EDIT: hopefully clarified the problem and corrected the first dataframe to match the result dataframe
example dataframe.
df = pd.DataFrame({'recipe':['meal 1','meal 2', 'meal 3', 'meal 4','meal 5'],
'vegetable':['carrot','carrot','beets','carrot','artichoke'],
'fruit':['banana','apple','banana','banana','banana'],
'protein':['beef','chicken','beef','fish','fish'],
'calories':[10, 50, 100, 150, 200]
})
Assuming it’s ordered (here by calories ASC) I’m trying to add a new column named ‘master meal’ to the DataFrame.
This column will contain the name of the first recipe that shares a significant overlap in ingredients with the current recipe. A significant overlap is defined as sharing at least two ingredients.
If a recipe has already been used as a ‘master meal’ or has a ‘master meal’ assigned to it, it should not be considered for subsequent rows.
in this example, the result would be:
df = pd.DataFrame({'recipe':['meal 1','meal 2', 'meal 3', 'meal 4','meal 5'],
'vegetable':['carrot','carrot','beets','carrot','artichoke'],
'fruit':['banana','apple','banana','banana', 'banana'],
'protein':['beef','chicken','beef','fish', 'fish'],
'calories':[10, 50, 100, 150, 200],
'master meal': ['meal 1',None,'meal 1','meal 1', None]
})
(ie. ‘meal 5’ won’t get the master meal value set to ‘meal 4’ because ‘meal 4’ has been tagged already)
I was able to build something with apply() where I compared each row to the rest of the data frame, but as you can imagine, it didn’t work too well when applied to a bigger dataset.
I scratched my head all day to find a vectorized approach without success.
Maybe you have a better idea? I don’t know how I can avoid looping through the dataframe or if so, doing it efficiently.
You could use the following:
Using for loop:
dat = df.iloc[:,1:4].to_numpy()
ln = dat.shape[0]
results = [None]* ln
for i in range(ln):
if results[i]: continue
for j in range(i + 1, ln):
if (dat[i] == dat[j]).sum() >= 2:
results[j] = df['recipe'].iloc[i]
df['master meal'] = results
df
recipe vegetable fruit protein calories master meal
0 meal 1 carrot banana beef 10 None
1 meal 2 carrot apple chicken 50 None
2 meal 3 beets banana beef 100 meal 1
3 meal 4 carrot banana fish 150 meal 1
4 meal 5 artichoke banana fish 200 None
Using numpy
from scipy.spatial.distance import pdist
dat = df.iloc[:,1:4].to_numpy()
ln = dat.shape[0]
results = np.array([None]*ln)
dist = pdist(dat, lambda x,y: (x==y).sum())

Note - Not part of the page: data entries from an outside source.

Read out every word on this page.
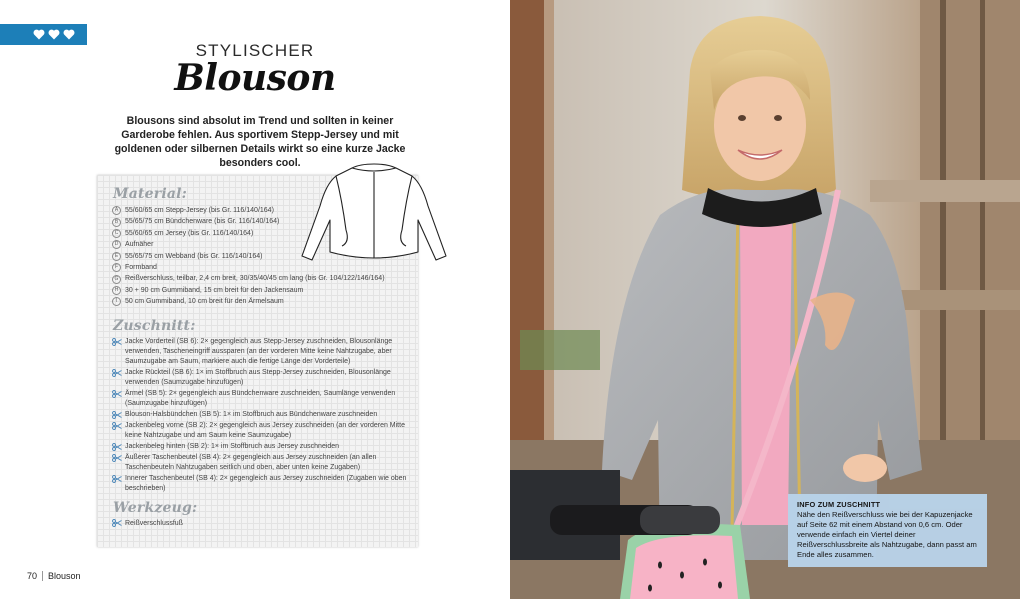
STYLISCHER
Blouson
Blousons sind absolut im Trend und sollten in keiner Garderobe fehlen. Aus sportivem Stepp-Jersey und mit goldenen oder silbernen Details wirkt so eine kurze Jacke besonders cool.
Material:
A 55/60/65 cm Stepp-Jersey (bis Gr. 116/140/164)
B 55/65/75 cm Bündchenware (bis Gr. 116/140/164)
C 55/60/65 cm Jersey (bis Gr. 116/140/164)
D Aufnäher
E 55/65/75 cm Webband (bis Gr. 116/140/164)
F Formband
G Reißverschluss, teilbar, 2,4 cm breit, 30/35/40/45 cm lang (bis Gr. 104/122/146/164)
H 30 + 90 cm Gummiband, 15 cm breit für den Jackensaum
I	50 cm Gummiband, 10 cm breit für den Ärmelsaum
Zuschnitt:
Jacke Vorderteil (SB 6): 2× gegengleich aus Stepp-Jersey zuschneiden, Blousonlänge verwenden, Tascheneingriff aussparen (an der vorderen Mitte keine Nahtzugabe, aber Saumzugabe am Saum, markiere auch die fertige Länge der Vorderteile)
Jacke Rückteil (SB 6): 1× im Stoffbruch aus Stepp-Jersey zuschneiden, Blousonlänge verwenden (Saumzugabe hinzufügen)
Ärmel (SB 5): 2× gegengleich aus Bündchenware zuschneiden, Saumlänge verwenden (Saumzugabe hinzufügen)
Blouson-Halsbündchen (SB 5): 1× im Stoffbruch aus Bündchenware zuschneiden
Jackenbeleg vorne (SB 2): 2× gegengleich aus Jersey zuschneiden (an der vorderen Mitte keine Nahtzugabe und am Saum keine Saumzugabe)
Jackenbeleg hinten (SB 2): 1× im Stoffbruch aus Jersey zuschneiden
Äußerer Taschenbeutel (SB 4): 2× gegengleich aus Jersey zuschneiden (an allen Taschenbeuteln Nahtzugaben seitlich und oben, aber unten keine Zugaben)
Innerer Taschenbeutel (SB 4): 2× gegengleich aus Jersey zuschneiden (Zugaben wie oben beschrieben)
Werkzeug:
Reißverschlussfuß
70 Blouson
INFO ZUM ZUSCHNITT
Nähe den Reißverschluss wie bei der Kapuzenjacke auf Seite 62 mit einem Abstand von 0,6 cm. Oder verwende einfach ein Viertel deiner Reißverschlussbreite als Nahtzugabe, dann passt am Ende alles zusammen.
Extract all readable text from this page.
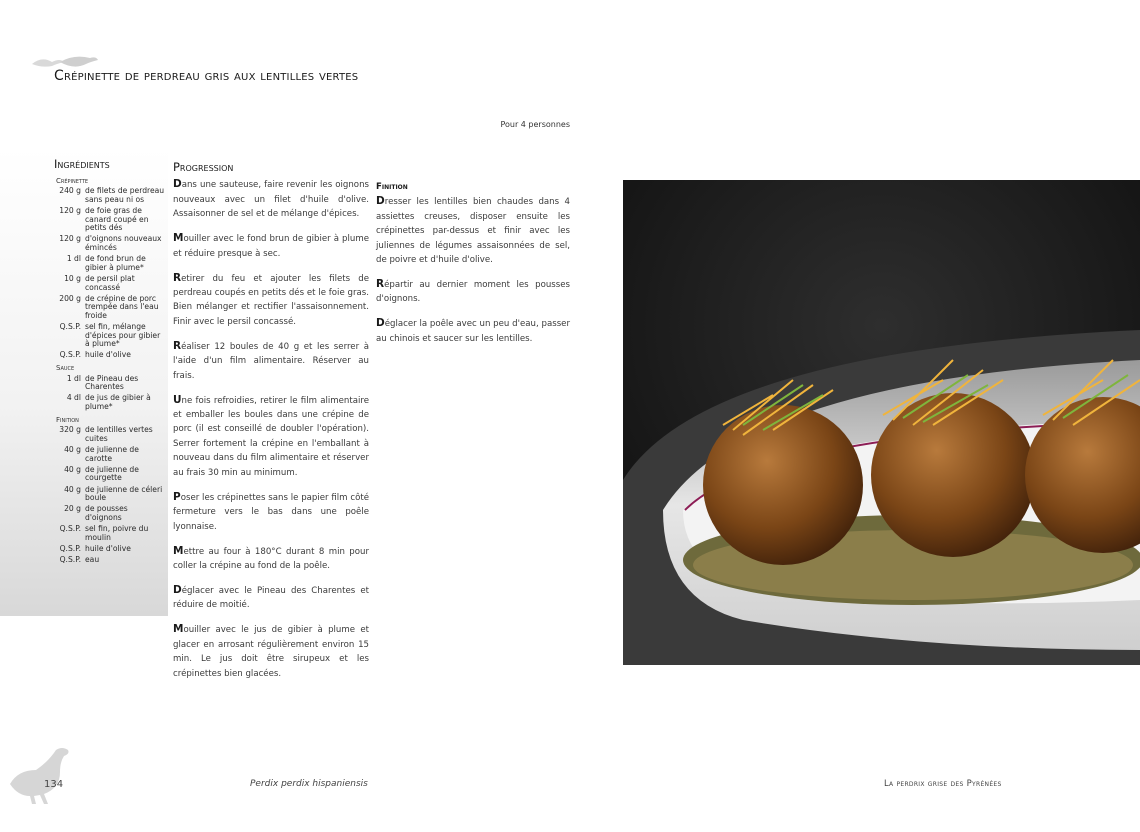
Crépinette de perdreau gris aux lentilles vertes
Pour 4 personnes
Ingrédients
Crépinette
240 g de filets de perdreau sans peau ni os
120 g de foie gras de canard coupé en petits dés
120 g d'oignons nouveaux émincés
1 dl de fond brun de gibier à plume*
10 g de persil plat concassé
200 g de crépine de porc trempée dans l'eau froide
Q.S.P. sel fin, mélange d'épices pour gibier à plume*
Q.S.P. huile d'olive
Sauce
1 dl de Pineau des Charentes
4 dl de jus de gibier à plume*
Finition
320 g de lentilles vertes cuites
40 g de julienne de carotte
40 g de julienne de courgette
40 g de julienne de céleri boule
20 g de pousses d'oignons
Q.S.P. sel fin, poivre du moulin
Q.S.P. huile d'olive
Q.S.P. eau
Progression

Dans une sauteuse, faire revenir les oignons nouveaux avec un filet d'huile d'olive. Assaisonner de sel et de mélange d'épices.

Mouiller avec le fond brun de gibier à plume et réduire presque à sec.

Retirer du feu et ajouter les filets de perdreau coupés en petits dés et le foie gras. Bien mélanger et rectifier l'assaisonnement. Finir avec le persil concassé.

Réaliser 12 boules de 40 g et les serrer à l'aide d'un film alimentaire. Réserver au frais.

Une fois refroidies, retirer le film alimentaire et emballer les boules dans une crépine de porc (il est conseillé de doubler l'opération). Serrer fortement la crépine en l'emballant à nouveau dans du film alimentaire et réserver au frais 30 min au minimum.

Poser les crépinettes sans le papier film côté fermeture vers le bas dans une poêle lyonnaise.

Mettre au four à 180°C durant 8 min pour coller la crépine au fond de la poêle.

Déglacer avec le Pineau des Charentes et réduire de moitié.

Mouiller avec le jus de gibier à plume et glacer en arrosant régulièrement environ 15 min. Le jus doit être sirupeux et les crépinettes bien glacées.

Finition

Dresser les lentilles bien chaudes dans 4 assiettes creuses, disposer ensuite les crépinettes par-dessus et finir avec les juliennes de légumes assaisonnées de sel, de poivre et d'huile d'olive.

Répartir au dernier moment les pousses d'oignons.

Déglacer la poêle avec un peu d'eau, passer au chinois et saucer sur les lentilles.

134	Perdix perdix hispaniensis	La perdrix grise des Pyrénées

i1,i2 = (ln - np.fliplr(np.array(np.tril_indices(ln,-1))) - 1)[:, dist >= 2]
i1, i2 = np.c_[i1,i2][~np.in1d(i1,i2)].T
results[i2] = df['recipe'].iloc[i1]
df['master meal'] = results
df
recipe vegetable fruit protein calories master meal
0 meal 1 carrot banana beef 10 None
1 meal 2 carrot apple chicken 50 None
2 meal 3 beets banana beef 100 meal 1
3 meal 4 carrot banana fish 150 meal 1
4 meal 5 artichoke banana fish 200 None
The logic is not clear.
@PandaKim I tried to reformulate. Hopefully, it’s more precise. I wanted to add I’m trying to use duplicated() with 2 or more columns, and it actually made me think of a solution. maybe. if I use the sum of duplicated() on subset=[‘vegetable’, ‘fruit’], subset=[‘vegetable’, ‘protein’] and subset=[‘fruit’, ‘protein’] it would give me the actual number of overlapping ingredients. I still have to run it for each row and of course, it becomes tedious when you add columns, but I don’t have anything else at the moment…
why is meal 1 tagged as meal 1 yet meal 2 not tagged as meal 2?
@Onyambu Meal 1 has duplicates and meal 2 does not (nor does meal 5) but you’re right it would make more sense to tag them as their own group if no duplicates are found.